One thing that has been bothering me right from the start though is that every once in a while, there were problems with the SATA bus. Occasionally, isolated error messages like these appeared in the kernel log:
kernel: ata1.00: exception Emask 0x10 SAct 0x2000000 SErr 0x400100 action 0x6 frozen kernel: ata1.00: irq_stat 0x08000000, interface fatal error kernel: ata1: SError: { UnrecovData Handshk } kernel: ata1.00: failed command: WRITE FPDMA QUEUED kernel: ata1.00: cmd 61/18:c8:68:0e:49/00:00:02:00:00/40 tag 25 ncq 12288 out kernel: res 40/00:c8:68:0e:49/00:00:02:00:00/40 Emask 0x10 (ATA bus error) kernel: ata1.00: status: { DRDY } kernel: ata1: hard resetting link kernel: ata1: SATA link up 1.5 Gbps (SStatus 113 SControl 310) kernel: ata1.00: supports DRM functions and may not be fully accessible kernel: ata1.00: supports DRM functions and may not be fully accessible kernel: ata1.00: configured for UDMA/133 kernel: ata1: EH complete
At the same time, the SSD reported increased UDMA CRC error count through the SMART interface:
These errors were mostly benign. Apart from the cruft in the log files they did not appear to have any adverse effects.
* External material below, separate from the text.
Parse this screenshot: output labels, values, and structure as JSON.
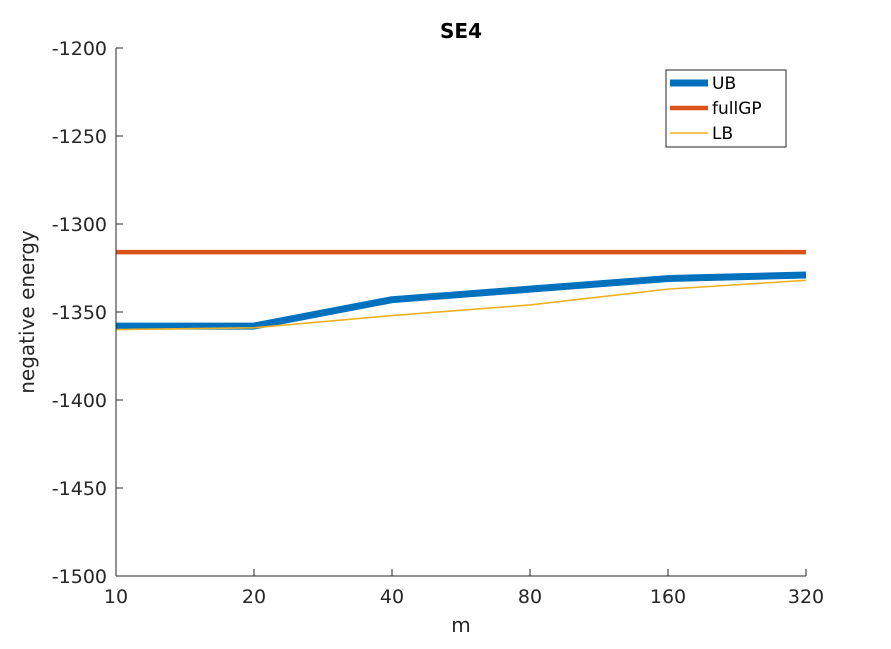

Only once or twice in the last 10 months or so did they cause the kernel to remount filesystems on the SSD as read-only, which required some manual intervention to get the CubieTruck back on-line.
I've seen some forum discussions that suggested this might be caused by a bad power supply. However, checking the power lines with an oscilloscope did not show anything suspicious. On the other hand, I did notice during this test that the errors seemed to occur when I was touching the SATA cable. This made me think that the cable or the connectors on it might be the culprit - something that was also suggested in the forums.
Originally, CubieTruck comes with a custom SATA cable that combines both power and data lines for the hard drive and has special connectors (at least considering what you usually see in the context of the SATA cabling) on the motherboard side.
Last few weeks it appeared that the errors were getting increasingly more common, so I decided to try replacing the cable. Instead of ordering a new CubieTruck SSD kit I improvised a bit: I didn't have proper connectors for CubieTruck's power lines at hand, so I just soldered the cables directly to the motherboard. On the SSD drive I used the standard 15-pin SATA power connector.
For the data connection, I used an ordinary SATA data cable. The shortest one I could find was about three times as long as necessary, so it looks a bit uglier now. The connector on the motherboard side also needed some work with a scalpel to fit into CubieTruck's socket. The original connector on the cable that came with CubieTruck is thinner than those on standard SATA cables I tried.
So far it seems this fixed the CRC errors. In the past few days since I replaced the cable I haven't seen any new errors pop up, but I guess it will take a month or so to be sure.